The Beauty of Naan….hint: It’s so darn Easy!
I love to use store bought naan for grilled pizzas. It’s so convenient, and in my experience people are just plain hesitant to work with pizza dough. (Although I have plenty of pizza recipes using fresh dough too!) Naan is inexpensive, easily found in grocery stores and when placed on the grill the bottom gets nice and crispy, making the perfect base for all that melted cheese and herby tomato goodness.
Love Easy Pizza and Need More Recipes?
Try my Roasted Butternut Squash or Corn and Ricotta Grilled Naan Pizza.
The Recipe: Grilled Naan Margherita Pizza
What you need: You will need a good knife and pre-made naan found at the grocery store.
A fresh 20 minute meal! This makes two personal size pizzas, but honestly, depending on appetites it could serve three.

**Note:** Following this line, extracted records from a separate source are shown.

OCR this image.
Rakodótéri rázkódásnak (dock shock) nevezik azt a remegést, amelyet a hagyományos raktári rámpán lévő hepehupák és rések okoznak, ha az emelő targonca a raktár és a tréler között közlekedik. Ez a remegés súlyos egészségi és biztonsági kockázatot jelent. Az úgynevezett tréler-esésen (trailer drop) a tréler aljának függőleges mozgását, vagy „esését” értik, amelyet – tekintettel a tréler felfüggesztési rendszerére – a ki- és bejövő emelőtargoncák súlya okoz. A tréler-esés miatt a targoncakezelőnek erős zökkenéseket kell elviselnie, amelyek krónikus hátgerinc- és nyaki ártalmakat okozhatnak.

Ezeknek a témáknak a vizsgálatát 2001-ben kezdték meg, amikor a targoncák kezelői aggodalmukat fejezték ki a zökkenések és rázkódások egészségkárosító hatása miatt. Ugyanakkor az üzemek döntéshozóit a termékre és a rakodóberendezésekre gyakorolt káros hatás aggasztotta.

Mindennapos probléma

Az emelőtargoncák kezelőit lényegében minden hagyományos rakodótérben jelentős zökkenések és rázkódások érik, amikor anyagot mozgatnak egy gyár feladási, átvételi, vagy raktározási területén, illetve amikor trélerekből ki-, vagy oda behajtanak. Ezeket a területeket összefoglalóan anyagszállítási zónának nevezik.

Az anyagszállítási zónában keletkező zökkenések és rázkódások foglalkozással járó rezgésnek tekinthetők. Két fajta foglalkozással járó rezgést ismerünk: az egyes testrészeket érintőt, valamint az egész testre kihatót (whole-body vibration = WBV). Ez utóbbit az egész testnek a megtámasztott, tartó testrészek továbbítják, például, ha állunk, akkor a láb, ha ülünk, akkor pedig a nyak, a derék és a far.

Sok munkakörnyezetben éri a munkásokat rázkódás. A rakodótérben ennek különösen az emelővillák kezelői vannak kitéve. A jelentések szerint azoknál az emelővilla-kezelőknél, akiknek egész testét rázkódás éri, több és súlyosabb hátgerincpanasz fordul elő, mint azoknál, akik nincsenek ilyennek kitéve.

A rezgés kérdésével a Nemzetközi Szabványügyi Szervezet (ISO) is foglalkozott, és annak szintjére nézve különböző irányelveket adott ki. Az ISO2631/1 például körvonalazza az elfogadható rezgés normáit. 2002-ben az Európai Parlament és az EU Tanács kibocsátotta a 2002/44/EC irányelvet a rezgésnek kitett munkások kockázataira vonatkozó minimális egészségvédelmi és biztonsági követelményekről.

- 2 tablespoons good quality extra virgin olive oil
- 10 ounces red cherry tomatoes, stems removed
- sea salt and freshly ground black pepper to taste
- 2 small cloves garlic, peeled and minced or grated
- 1/2 teaspoon fennel seeds, roughly chopped
- 1/4 teaspoon red pepper flakes, (or less or more depending on how much heat you like)
- 6 ounces fresh mozzarella packed in water, diced
- 1/3 cup fresh basil, chopped
- 2 pieces naan bread
Preheat grill to 425 degrees. Prepare garlic, fennel, cheese and basil
Heat a medium size pan on high heat for two minutes. Pour 1 tablespoon olive oil into pan. Carefully add tomatoes to pan (be careful it's going to splatter). Cook tomatoes for 5-6 minutes using a spatula to move them around as they begin to blacken and char. Season to taste with sea salt and pepper. Turn off heat. Use a fork to smash tomatoes, leaving big chunks of tomato while releasing liquid. Use a slotted spoon to scoop tomatoes into a bowl, leaving most of the liquid behind in the pan. Add prepared garlic, fennel seeds and red pepper flakes to bowl of tomatoes and toss. Set aside
Brush naan bread with 1 tablespoon olive oil. Place diced cheese and chopped basil in a bowl and toss. Place naan on grill, top with cheese and basil mixture
Spoon tomatoes onto naan in between the cheese. Close grill lid and cook for 6-8 minutes until naan is crispy on the bottom and cheese is melted.
Remove from grill, allow to cool for a minute. Garnish with more basil and season with more sea salt and pepper if desired. Slice and eat!